The market showed some optimism, responding to signals of de-escalation in the trade conflict between the U.S. and China, with U.S. President Donald Trump confirming that trade talks were in progress. This announcement pushed back against earlier Chinese claims that no discussions had taken place. Additionally, China is reportedly considering exempting some U.S. imports from its 125% tariffs, signaling concern over the trade war’s economic impact. Despite these positive signs, oil prices faced downward pressure due to concerns over oversupply and uncertain demand, with a stronger U.S. dollar also weighing on crude prices.
The ongoing concerns about oversupply are largely driven by the potential for further output increases from OPEC+ members. Several countries within the group have suggested that oil production could be ramped up even further in June. Moreover, geopolitical developments also played a role in the market outlook. Russian Foreign Minister Sergey Lavrov noted that the United States and Russia were making progress toward resolving the Ukraine conflict, which could eventually lead to the easing of sanctions and allow more Russian oil to enter global markets.
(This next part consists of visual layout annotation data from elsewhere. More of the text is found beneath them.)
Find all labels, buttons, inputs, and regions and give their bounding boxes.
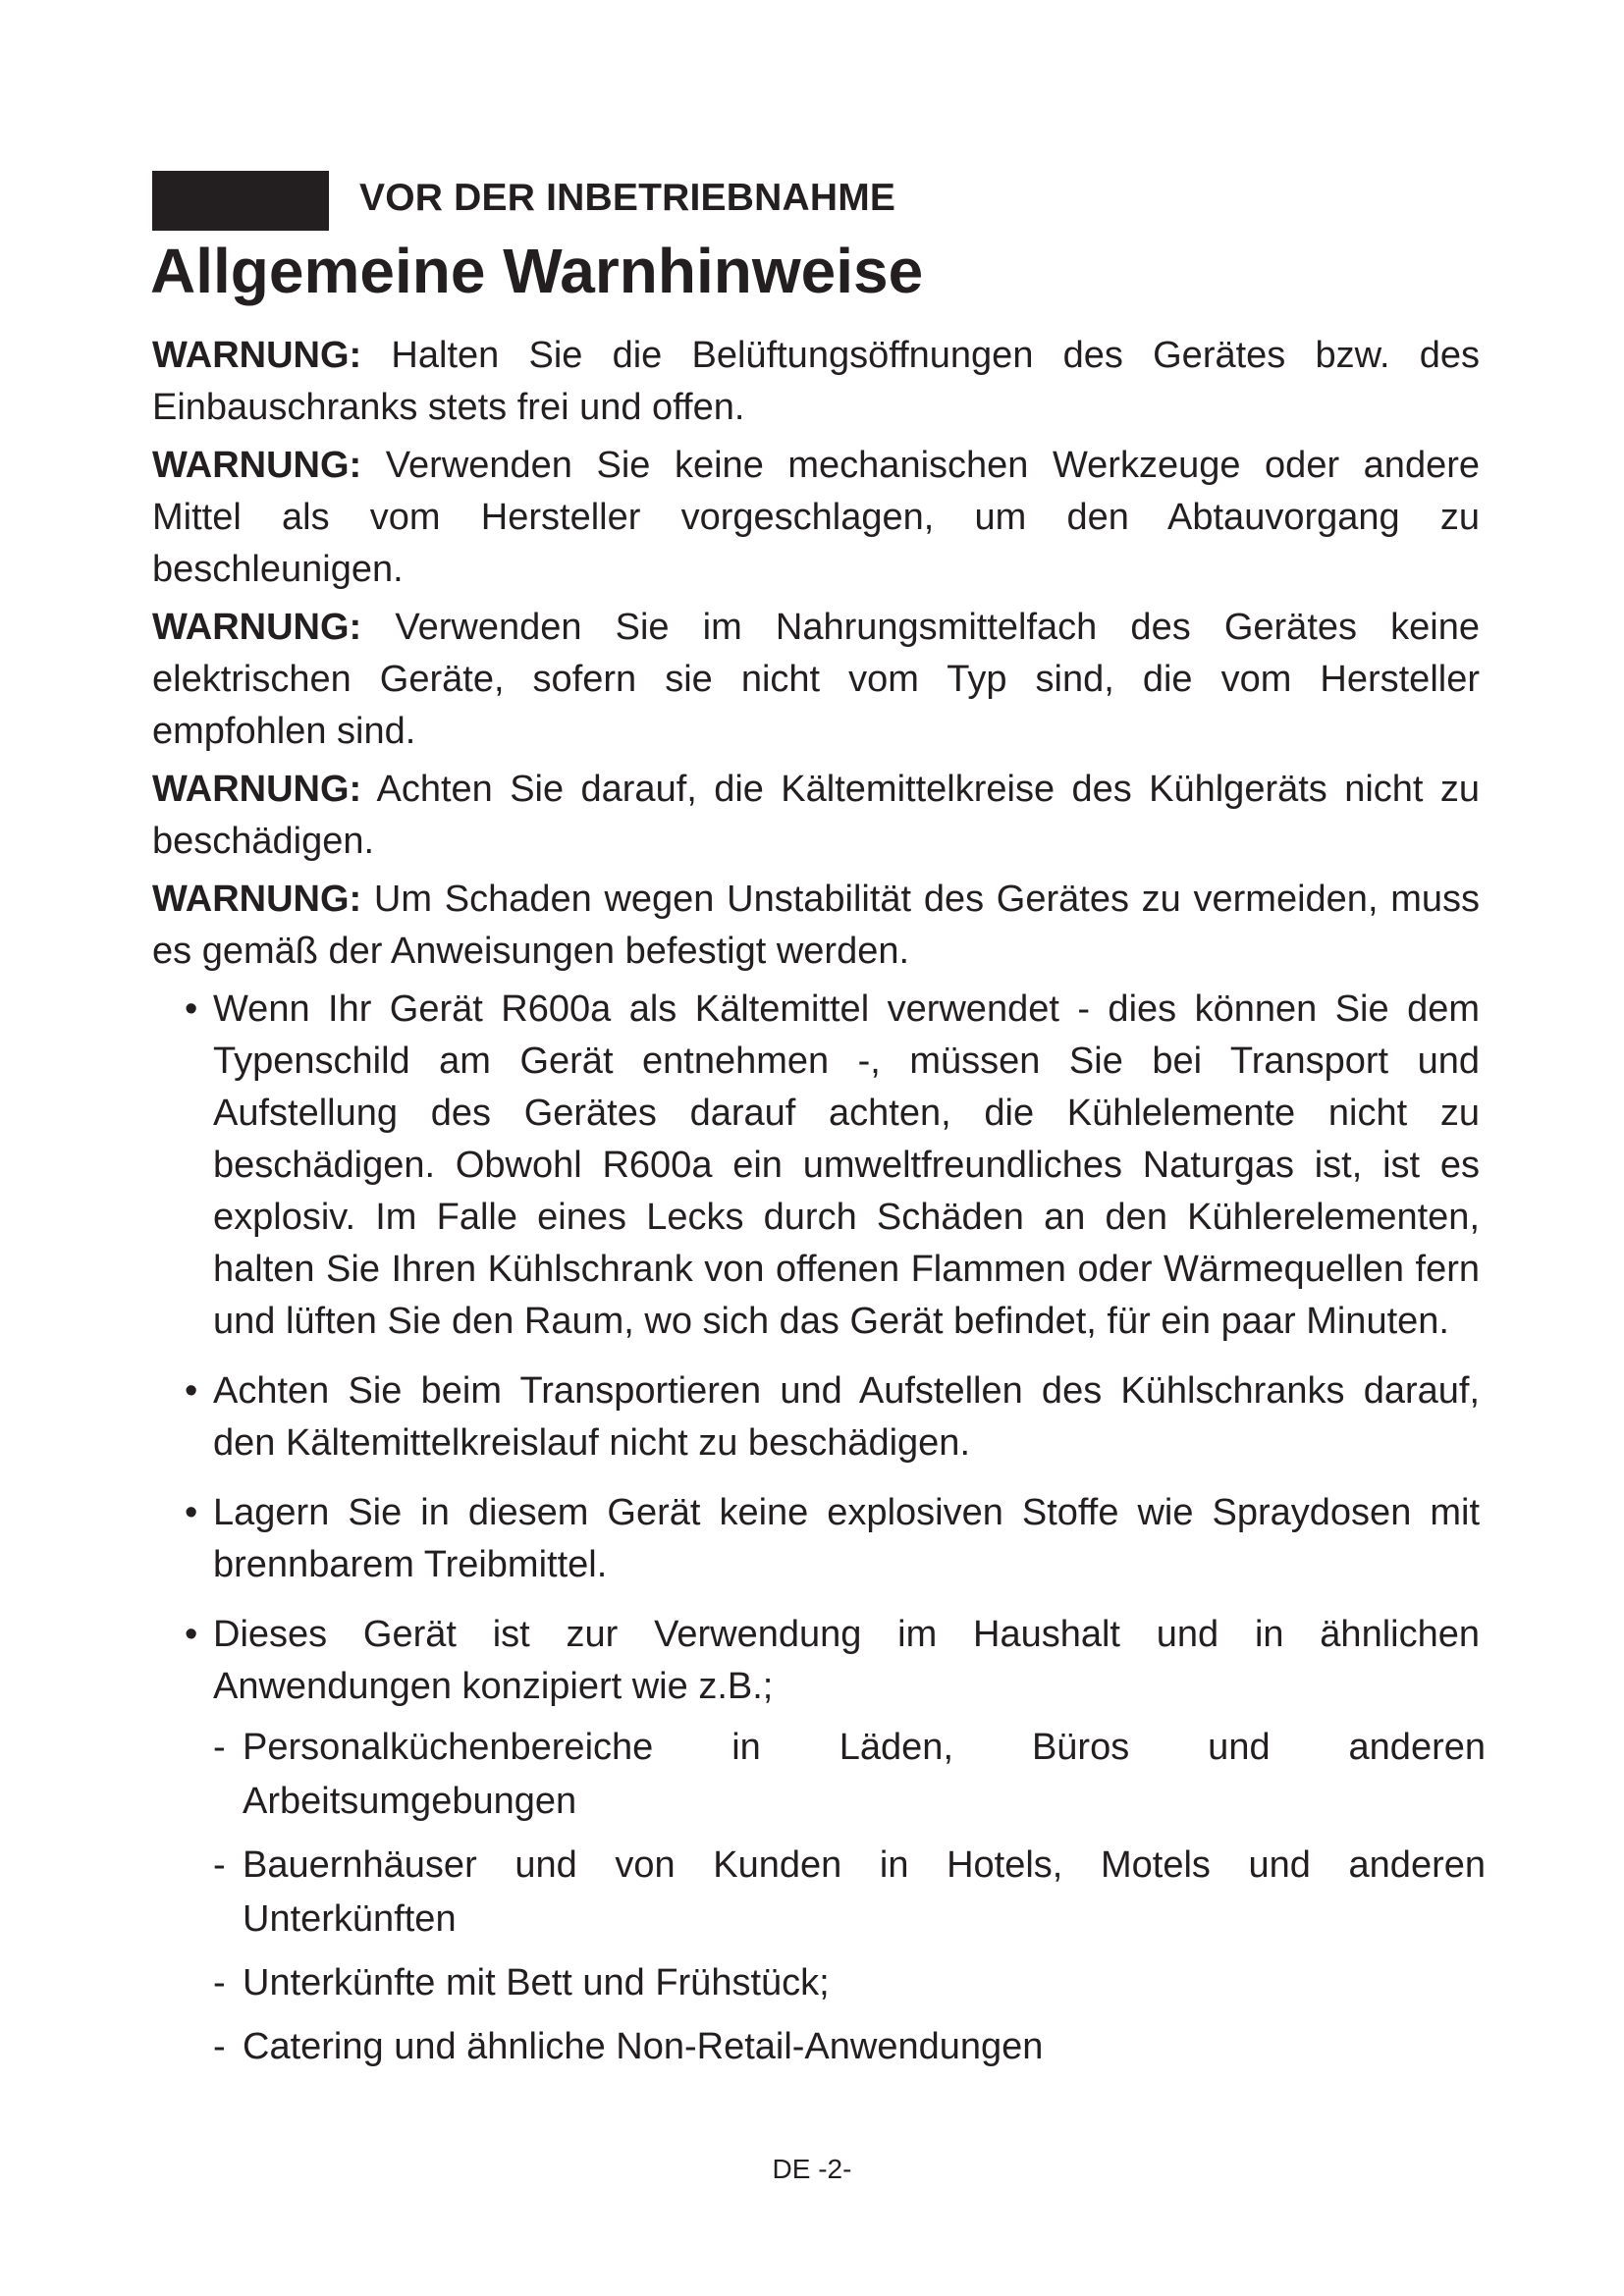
bullet-item	[152, 1487, 1480, 1591]
section-label: VOR DER INBETRIEBNAHME	[359, 177, 896, 219]
sublist-marker: -	[213, 1844, 226, 1886]
warning-text: Verwenden Sie im Nahrungsmittelfach des Gerätes keine elektrischen Geräte, sofern sie nicht vom Typ sind, die vom Hersteller empfohlen sind.	[152, 607, 1480, 752]
bullet-marker: •	[185, 988, 198, 1030]
bullet-marker: •	[185, 1370, 198, 1412]
sublist-marker: -	[213, 2026, 226, 2067]
bullet-text: Lagern Sie in diesem Gerät keine explosiven Stoffe wie Spraydosen mit brennbarem Treibmittel.	[213, 1492, 1480, 1585]
sublist-text: Catering und ähnliche Non-Retail-Anwendungen	[243, 2026, 1044, 2067]
warning-label: WARNUNG:	[152, 607, 362, 648]
bullet-marker: •	[185, 1614, 198, 1655]
warning-paragraph	[152, 440, 1480, 596]
sublist-item	[213, 1956, 1486, 2010]
sublist-item	[213, 1839, 1486, 1947]
warning-paragraph	[152, 330, 1480, 434]
warning-text: Achten Sie darauf, die Kältemittelkreise des Kühlgeräts nicht zu beschädigen.	[152, 769, 1480, 862]
section-marker-bar	[152, 171, 329, 231]
sublist-marker: -	[213, 1727, 226, 1768]
usage-sublist	[213, 1721, 1486, 2074]
warning-label: WARNUNG:	[152, 335, 362, 376]
warning-paragraph	[152, 874, 1480, 978]
sublist-marker: -	[213, 1962, 226, 2003]
page-title: Allgemeine Warnhinweise	[150, 236, 924, 306]
warning-text: Verwenden Sie keine mechanischen Werkzeuge oder andere Mittel als vom Hersteller vorgeschlagen, um den Abtauvorgang zu beschleunigen.	[152, 445, 1480, 590]
bullet-text: Achten Sie beim Transportieren und Aufstellen des Kühlschranks darauf, den Kältemittelkreislauf nicht zu beschädigen.	[213, 1370, 1480, 1464]
body-text	[152, 330, 1486, 2092]
warning-text: Um Schaden wegen Unstabilität des Gerätes zu vermeiden, muss es gemäß der Anweisungen befestigt werden.	[152, 879, 1480, 972]
sublist-text: Personalküchenbereiche in Läden, Büros und anderen Arbeitsumgebungen	[243, 1727, 1486, 1822]
bullet-item	[152, 1609, 1486, 2074]
bullet-text: Wenn Ihr Gerät R600a als Kältemittel verwendet - dies können Sie dem Typenschild am Gerät entnehmen -, müssen Sie bei Transport und Aufstellung des Gerätes darauf achten, die Kühlelemente nicht zu beschädigen. Obwohl R600a ein umweltfreundliches Naturgas ist, ist es explosiv. Im Falle eines Lecks durch Schäden an den Kühlerelementen, halten Sie Ihren Kühlschrank von offenen Flammen oder Wärmequellen fern und lüften Sie den Raum, wo sich das Gerät befindet, für ein paar Minuten.	[213, 988, 1480, 1342]
warning-label: WARNUNG:	[152, 445, 362, 486]
warning-paragraph	[152, 602, 1480, 758]
bullet-item	[152, 984, 1480, 1348]
sublist-item	[213, 2020, 1486, 2074]
bullet-list	[152, 984, 1486, 2074]
sublist-text: Unterkünfte mit Bett und Frühstück;	[243, 1962, 830, 2003]
bullet-text: Dieses Gerät ist zur Verwendung im Haushalt und in ähnlichen Anwendungen konzipiert wie z.B.;	[213, 1614, 1480, 1707]
page-number: DE -2-	[772, 2154, 852, 2184]
warning-label: WARNUNG:	[152, 769, 362, 810]
bullet-marker: •	[185, 1492, 198, 1533]
bullet-item	[152, 1365, 1480, 1469]
warning-text: Halten Sie die Belüftungsöffnungen des Gerätes bzw. des Einbauschranks stets frei und offen.	[152, 335, 1481, 428]
warning-paragraph	[152, 764, 1480, 868]
sublist-item	[213, 1721, 1486, 1829]
sublist-text: Bauernhäuser und von Kunden in Hotels, Motels und anderen Unterkünften	[243, 1844, 1486, 1940]
warning-label: WARNUNG:	[152, 879, 362, 920]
Despite these supply-side concerns, demand for oil has seen some improvement, particularly in the U.S., where gasoline consumption has risen, and distillate demand remains solid due to colder weather extending into April. However, demand in the first half of the month has been slower than expected, with analysts noting a shortfall of around 200,000 barrels per day compared to their earlier forecasts.
While the market is showing some positive signs due to the trade war’s potential de-escalation, the combination of oversupply concerns and uncertain demand continues to create volatility in oil prices.